Shred the love, after you frame it

Banksy’s audiences and auctioneers are now part of his self-destructing art

Banksy’s audiences and auctioneers are now part of his self-destructing art
Arguably, only an anonymous cult artist could have pulled off what Banksy did: making an artwork self-destruct moments after it is sold at an auction for $1.4 million. Any other artist wilfully destroying a valuable piece of art, even if he or she is its creator, could lead to litigation by the buyer.

But outrageousness is almost expected of this Scarlet Pimpernel of the art world, so his attempted destruction of Girl With a Balloon — it was meant to shred entirely but got stuck halfway — on the premises of Sotheby’s in London will probably be interpreted as participative art, with the astounded audience and lacerated canvas becoming part of a grand, oncein-a-moment artistic installation.

That it has already been renamed Love is in the Bin shows that the spin doctors are at work, though a resale will obviously be difficult.

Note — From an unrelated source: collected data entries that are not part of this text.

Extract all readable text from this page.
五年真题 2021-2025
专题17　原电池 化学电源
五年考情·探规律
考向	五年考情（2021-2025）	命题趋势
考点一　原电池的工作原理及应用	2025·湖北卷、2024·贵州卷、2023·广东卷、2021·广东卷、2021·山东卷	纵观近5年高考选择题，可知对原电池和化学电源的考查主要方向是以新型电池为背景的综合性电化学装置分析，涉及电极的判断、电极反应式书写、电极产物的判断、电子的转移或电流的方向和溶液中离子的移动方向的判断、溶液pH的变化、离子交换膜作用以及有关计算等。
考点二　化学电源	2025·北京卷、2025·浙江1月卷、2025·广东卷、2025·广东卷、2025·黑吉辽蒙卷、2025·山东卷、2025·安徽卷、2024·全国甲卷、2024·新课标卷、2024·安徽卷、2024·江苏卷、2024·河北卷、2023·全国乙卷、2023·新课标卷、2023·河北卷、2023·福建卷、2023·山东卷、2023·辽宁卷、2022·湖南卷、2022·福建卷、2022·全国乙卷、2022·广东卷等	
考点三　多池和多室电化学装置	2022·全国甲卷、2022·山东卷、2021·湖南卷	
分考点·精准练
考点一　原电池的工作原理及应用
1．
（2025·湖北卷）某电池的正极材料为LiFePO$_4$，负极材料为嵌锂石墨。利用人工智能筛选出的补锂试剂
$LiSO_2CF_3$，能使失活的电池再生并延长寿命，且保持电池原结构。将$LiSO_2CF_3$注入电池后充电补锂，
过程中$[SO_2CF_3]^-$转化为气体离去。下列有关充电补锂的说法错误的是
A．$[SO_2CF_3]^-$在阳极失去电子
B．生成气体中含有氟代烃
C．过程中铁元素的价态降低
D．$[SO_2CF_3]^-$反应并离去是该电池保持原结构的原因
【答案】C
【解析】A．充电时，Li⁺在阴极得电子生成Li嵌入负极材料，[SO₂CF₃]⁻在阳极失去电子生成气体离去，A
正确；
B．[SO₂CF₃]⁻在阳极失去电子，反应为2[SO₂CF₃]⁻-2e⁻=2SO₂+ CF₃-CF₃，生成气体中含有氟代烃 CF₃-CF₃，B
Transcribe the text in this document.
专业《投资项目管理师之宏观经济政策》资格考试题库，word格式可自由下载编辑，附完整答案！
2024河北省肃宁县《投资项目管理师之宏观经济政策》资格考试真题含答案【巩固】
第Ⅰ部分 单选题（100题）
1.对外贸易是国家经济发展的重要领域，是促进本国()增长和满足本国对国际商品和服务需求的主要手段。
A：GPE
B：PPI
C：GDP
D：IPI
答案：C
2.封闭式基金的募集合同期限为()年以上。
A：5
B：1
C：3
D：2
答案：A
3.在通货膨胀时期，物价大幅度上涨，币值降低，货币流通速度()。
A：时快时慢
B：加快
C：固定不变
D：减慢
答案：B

Banksy’s act of hiding a shredder in the frame of his artwork will no doubt forever alter the galleries’ and auction houses’ attitude on this humble but important adjunct to artworks.

More importantly, the broader philosophical point that destruction can also become — or lead to — creation has been proven in a very dramatic way. For proper effect, the new owner should get a copy of Banksy’s video explaining how the shredder was concealed and how the partial shredding was a convenient malfunction.